Archive coverage data alongside corpus archives

addisoncrump commented 3 months ago

Currently, only corpora are saved in the archive and the summaries of coverage are provided at the end of the experiment. This change simply incorporates the saving of the coverage data snapshots next to the trial corpus snapshots.

addisoncrump commented 3 months ago

Forgot to format...

addisoncrump commented 3 months ago

It doesn't seem that the saving works as expected. I'm going to keep trying with this, but it's quite difficult to debug.

addisoncrump commented 3 months ago

Okay, this should work now. I got confused as to the direction of the copy originally.

DonggeLiu commented 3 months ago

Thanks @addisoncrump! The code looks great to me. But before merging this, let's run an experiment on this PR to triple-check that this also works in the cloud instances : ) Could you please make a trivial modification to service/gcbrun_experiment.py? This will allow me to launch experiments in this PR for final validation. Here is an example to add a dummy comment. We can revert this after the experiment. Thanks!
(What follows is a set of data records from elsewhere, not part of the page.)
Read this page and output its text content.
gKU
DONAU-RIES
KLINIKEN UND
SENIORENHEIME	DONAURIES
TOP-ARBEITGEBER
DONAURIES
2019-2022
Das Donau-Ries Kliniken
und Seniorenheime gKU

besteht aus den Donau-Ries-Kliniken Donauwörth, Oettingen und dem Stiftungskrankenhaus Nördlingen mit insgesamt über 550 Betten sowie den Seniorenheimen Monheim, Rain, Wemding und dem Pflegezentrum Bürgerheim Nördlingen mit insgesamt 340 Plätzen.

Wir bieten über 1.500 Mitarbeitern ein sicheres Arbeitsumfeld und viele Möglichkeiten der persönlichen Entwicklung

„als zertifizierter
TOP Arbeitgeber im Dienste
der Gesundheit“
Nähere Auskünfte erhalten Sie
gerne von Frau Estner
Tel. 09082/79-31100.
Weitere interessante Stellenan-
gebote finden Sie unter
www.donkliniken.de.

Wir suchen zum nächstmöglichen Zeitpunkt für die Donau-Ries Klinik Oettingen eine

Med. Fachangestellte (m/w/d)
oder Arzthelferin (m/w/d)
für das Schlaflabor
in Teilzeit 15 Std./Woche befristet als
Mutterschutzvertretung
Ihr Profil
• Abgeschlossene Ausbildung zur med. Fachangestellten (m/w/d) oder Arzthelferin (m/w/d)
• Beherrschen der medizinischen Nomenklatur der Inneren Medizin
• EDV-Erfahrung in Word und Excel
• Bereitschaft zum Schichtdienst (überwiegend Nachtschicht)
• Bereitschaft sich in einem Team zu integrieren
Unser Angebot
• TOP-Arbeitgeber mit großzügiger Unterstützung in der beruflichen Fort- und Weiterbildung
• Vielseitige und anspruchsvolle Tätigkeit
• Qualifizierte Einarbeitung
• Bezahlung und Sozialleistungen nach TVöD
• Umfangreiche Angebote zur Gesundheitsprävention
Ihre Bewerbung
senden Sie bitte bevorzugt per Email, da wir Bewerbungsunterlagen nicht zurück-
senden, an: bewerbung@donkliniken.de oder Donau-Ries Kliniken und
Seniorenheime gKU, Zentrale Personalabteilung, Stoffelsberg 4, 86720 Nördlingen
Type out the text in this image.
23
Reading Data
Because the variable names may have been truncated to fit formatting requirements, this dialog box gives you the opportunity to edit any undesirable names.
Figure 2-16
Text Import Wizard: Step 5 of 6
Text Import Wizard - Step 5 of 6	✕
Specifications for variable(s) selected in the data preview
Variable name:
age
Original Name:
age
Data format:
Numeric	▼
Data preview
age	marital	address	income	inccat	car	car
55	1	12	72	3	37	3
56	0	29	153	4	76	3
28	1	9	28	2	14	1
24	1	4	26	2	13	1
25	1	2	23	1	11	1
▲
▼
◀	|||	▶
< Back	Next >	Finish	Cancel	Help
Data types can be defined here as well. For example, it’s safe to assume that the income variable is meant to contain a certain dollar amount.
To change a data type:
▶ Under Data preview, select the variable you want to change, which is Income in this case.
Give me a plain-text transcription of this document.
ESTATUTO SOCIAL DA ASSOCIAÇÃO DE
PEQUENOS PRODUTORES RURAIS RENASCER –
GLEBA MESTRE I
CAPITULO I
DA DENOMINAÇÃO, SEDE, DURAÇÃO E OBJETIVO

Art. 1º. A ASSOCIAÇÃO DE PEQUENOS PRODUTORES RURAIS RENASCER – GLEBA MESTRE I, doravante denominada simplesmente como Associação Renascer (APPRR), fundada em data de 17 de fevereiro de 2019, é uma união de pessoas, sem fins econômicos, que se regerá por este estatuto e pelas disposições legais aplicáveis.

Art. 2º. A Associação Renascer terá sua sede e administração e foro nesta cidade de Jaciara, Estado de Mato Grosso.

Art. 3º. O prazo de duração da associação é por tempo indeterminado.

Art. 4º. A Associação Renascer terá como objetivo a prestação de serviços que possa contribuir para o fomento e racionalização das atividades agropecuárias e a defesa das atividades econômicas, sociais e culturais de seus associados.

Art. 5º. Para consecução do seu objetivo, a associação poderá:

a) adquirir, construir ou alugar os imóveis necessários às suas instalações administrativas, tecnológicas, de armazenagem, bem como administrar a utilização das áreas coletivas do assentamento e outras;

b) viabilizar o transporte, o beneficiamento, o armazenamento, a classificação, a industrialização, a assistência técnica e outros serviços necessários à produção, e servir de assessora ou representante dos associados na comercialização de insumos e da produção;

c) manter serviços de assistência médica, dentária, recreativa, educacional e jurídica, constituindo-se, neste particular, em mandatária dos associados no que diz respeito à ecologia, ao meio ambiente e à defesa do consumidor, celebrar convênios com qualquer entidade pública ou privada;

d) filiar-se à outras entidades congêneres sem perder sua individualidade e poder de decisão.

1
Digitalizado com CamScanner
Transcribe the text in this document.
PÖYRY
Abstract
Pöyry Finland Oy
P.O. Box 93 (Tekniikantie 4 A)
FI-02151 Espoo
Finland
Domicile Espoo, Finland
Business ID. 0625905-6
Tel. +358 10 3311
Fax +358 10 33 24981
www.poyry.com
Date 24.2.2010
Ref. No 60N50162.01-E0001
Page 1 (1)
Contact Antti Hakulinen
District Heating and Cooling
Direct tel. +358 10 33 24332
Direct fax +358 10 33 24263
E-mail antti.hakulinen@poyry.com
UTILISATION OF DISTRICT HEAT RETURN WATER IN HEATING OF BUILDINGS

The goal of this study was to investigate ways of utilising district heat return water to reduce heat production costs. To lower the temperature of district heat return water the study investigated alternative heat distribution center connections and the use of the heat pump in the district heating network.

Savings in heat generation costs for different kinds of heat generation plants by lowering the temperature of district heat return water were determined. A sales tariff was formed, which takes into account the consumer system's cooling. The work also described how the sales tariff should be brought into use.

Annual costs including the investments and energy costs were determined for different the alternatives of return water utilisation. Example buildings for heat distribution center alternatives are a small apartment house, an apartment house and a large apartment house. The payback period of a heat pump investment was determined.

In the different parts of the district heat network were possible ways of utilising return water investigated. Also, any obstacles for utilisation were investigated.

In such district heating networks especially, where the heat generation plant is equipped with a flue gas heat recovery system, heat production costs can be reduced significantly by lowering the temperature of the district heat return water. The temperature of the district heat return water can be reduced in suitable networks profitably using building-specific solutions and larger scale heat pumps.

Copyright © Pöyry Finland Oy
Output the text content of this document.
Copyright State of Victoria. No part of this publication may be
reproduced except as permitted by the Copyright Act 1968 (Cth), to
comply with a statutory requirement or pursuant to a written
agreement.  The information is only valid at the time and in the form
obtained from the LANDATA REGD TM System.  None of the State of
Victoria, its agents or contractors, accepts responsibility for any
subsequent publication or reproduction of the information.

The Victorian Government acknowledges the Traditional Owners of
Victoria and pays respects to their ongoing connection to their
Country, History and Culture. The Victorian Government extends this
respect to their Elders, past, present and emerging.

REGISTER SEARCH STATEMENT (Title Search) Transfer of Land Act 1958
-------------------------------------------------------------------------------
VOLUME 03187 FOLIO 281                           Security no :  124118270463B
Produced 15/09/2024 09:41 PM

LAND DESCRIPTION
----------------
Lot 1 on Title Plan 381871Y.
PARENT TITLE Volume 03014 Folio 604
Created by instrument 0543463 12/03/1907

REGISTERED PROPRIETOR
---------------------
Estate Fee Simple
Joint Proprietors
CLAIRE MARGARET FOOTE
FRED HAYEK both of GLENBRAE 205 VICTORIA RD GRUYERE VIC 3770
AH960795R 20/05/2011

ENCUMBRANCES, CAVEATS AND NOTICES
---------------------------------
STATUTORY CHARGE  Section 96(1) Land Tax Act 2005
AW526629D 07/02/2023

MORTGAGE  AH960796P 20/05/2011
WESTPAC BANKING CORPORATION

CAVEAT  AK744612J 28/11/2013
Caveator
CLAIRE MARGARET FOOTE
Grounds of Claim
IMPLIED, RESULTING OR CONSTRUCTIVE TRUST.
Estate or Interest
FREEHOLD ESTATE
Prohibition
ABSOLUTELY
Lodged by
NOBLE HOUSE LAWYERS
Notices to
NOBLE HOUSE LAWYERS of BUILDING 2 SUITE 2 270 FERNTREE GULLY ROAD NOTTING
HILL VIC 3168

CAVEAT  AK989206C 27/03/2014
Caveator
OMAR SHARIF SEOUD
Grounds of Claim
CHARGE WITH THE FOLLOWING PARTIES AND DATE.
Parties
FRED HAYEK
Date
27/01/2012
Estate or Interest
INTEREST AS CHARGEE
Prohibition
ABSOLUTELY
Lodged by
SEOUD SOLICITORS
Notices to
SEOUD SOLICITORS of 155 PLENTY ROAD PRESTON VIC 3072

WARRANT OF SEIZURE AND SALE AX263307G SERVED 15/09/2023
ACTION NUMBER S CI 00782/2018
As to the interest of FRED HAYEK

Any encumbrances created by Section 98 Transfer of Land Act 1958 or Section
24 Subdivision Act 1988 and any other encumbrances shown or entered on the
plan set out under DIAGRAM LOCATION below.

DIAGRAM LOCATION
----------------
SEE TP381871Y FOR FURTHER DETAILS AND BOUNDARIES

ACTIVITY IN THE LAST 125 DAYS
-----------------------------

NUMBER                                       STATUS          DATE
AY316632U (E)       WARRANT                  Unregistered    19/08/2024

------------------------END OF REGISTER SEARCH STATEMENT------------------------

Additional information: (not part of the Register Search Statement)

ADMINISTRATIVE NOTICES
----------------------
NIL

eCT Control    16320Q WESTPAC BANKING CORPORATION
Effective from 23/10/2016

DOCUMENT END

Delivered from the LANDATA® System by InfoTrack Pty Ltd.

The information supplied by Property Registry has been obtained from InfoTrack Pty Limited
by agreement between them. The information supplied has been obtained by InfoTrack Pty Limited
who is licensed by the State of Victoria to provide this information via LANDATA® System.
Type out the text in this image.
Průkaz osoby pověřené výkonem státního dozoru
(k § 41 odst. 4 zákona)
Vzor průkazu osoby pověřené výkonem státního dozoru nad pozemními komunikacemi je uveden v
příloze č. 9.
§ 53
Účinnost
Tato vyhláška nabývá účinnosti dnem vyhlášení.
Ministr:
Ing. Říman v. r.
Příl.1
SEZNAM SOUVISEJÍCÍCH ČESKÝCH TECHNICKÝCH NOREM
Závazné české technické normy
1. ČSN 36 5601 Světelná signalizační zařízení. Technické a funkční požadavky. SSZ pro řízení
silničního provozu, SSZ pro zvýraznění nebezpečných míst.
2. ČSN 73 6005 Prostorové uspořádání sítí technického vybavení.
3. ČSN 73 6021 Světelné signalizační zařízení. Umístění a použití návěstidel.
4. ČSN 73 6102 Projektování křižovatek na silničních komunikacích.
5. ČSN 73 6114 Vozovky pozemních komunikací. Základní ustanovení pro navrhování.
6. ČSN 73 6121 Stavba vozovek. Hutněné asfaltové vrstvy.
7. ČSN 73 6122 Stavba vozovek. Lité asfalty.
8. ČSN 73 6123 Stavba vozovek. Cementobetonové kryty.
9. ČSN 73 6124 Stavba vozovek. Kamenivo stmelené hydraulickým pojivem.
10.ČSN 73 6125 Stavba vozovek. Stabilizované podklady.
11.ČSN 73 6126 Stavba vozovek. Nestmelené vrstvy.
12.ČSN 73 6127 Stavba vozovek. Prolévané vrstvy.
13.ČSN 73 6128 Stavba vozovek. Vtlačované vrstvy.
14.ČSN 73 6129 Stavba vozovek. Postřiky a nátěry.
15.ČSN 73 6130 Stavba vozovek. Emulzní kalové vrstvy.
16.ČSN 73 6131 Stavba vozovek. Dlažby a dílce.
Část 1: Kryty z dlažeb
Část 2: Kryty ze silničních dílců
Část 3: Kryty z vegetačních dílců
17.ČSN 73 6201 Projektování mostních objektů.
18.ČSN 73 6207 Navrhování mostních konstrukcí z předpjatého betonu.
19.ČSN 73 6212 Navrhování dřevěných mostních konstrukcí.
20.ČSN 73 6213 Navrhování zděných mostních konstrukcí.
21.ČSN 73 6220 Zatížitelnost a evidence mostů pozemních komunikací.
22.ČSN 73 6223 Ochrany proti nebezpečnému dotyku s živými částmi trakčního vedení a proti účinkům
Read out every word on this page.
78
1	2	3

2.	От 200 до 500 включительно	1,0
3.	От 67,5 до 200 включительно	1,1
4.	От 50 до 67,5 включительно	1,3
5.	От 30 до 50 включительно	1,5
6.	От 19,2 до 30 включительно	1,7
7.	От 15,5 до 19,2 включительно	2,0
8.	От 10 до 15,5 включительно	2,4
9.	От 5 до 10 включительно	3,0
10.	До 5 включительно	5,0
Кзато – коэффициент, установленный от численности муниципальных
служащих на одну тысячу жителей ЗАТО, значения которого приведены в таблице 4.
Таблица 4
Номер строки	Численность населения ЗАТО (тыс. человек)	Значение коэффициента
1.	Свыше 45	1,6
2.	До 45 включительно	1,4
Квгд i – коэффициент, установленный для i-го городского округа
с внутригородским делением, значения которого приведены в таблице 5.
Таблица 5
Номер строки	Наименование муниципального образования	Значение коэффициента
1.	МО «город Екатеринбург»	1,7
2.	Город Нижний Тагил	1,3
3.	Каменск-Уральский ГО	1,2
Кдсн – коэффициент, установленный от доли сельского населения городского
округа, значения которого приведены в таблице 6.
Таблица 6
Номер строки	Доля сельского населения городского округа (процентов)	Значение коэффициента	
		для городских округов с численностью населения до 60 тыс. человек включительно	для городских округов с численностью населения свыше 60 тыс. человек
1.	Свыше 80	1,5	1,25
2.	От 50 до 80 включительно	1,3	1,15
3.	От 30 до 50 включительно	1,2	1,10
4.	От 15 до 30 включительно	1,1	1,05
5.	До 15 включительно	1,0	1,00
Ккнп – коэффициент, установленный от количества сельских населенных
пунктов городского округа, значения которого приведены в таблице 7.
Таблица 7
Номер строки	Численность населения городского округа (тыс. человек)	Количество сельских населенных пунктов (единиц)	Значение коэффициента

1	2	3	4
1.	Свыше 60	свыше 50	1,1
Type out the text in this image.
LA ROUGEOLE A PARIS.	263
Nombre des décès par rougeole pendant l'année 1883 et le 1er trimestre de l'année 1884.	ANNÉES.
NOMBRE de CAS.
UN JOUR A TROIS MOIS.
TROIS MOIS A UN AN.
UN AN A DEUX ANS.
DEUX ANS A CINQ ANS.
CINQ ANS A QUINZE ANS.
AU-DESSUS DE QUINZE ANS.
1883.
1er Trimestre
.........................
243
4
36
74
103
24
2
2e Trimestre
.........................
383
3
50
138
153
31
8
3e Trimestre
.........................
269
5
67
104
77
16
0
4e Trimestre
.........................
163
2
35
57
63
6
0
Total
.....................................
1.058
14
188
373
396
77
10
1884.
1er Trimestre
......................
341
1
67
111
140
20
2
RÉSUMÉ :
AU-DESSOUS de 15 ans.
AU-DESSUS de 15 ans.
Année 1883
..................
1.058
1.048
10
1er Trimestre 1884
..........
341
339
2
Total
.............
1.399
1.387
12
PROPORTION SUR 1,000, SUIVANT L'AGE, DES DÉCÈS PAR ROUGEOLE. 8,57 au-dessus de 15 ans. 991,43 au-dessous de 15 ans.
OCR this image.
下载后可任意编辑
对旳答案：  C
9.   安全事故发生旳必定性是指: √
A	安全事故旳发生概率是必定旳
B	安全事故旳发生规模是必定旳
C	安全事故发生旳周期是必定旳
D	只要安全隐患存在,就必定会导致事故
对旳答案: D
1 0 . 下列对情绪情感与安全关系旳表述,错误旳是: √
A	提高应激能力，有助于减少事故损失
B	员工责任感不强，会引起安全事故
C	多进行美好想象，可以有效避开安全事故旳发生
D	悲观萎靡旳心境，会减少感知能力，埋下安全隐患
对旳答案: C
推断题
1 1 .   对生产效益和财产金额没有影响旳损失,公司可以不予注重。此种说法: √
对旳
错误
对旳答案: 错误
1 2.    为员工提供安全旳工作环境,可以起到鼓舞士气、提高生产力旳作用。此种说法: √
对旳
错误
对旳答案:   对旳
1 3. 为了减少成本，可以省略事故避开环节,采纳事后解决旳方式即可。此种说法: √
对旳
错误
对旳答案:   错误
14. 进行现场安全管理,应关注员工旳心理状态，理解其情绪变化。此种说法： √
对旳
addisoncrump commented 3 months ago

let's run an experiment on this PR to triple-check that this also works in the cloud instances

Sure, and also to collect the corresponding coverage data for the "standard" fuzzers. I'll make that change shortly.

addisoncrump commented 3 months ago

Also, a local experiment shows that we also get warning info in the JSON (!):

warning: 6 functions have mismatched data
{"data":[{"files":[{"branches":[[102,22,102,36,0,0,0,0,4],[103,9,103,41,0,0,0,0,4],...]}]}]}

Should we remove this?

DonggeLiu commented 3 months ago

Should we remove this?

Do you happen to know the cause of this?

addisoncrump commented 3 months ago

To be honest, I've looked around a bit now and do not see the root cause.

It seems to be using new_process.execute, but this redirects stdout only. I presume, then, that llvm-cov is actually producing warnings in stdout(!). I'll see if I can find the appropriate command line switch to remove this.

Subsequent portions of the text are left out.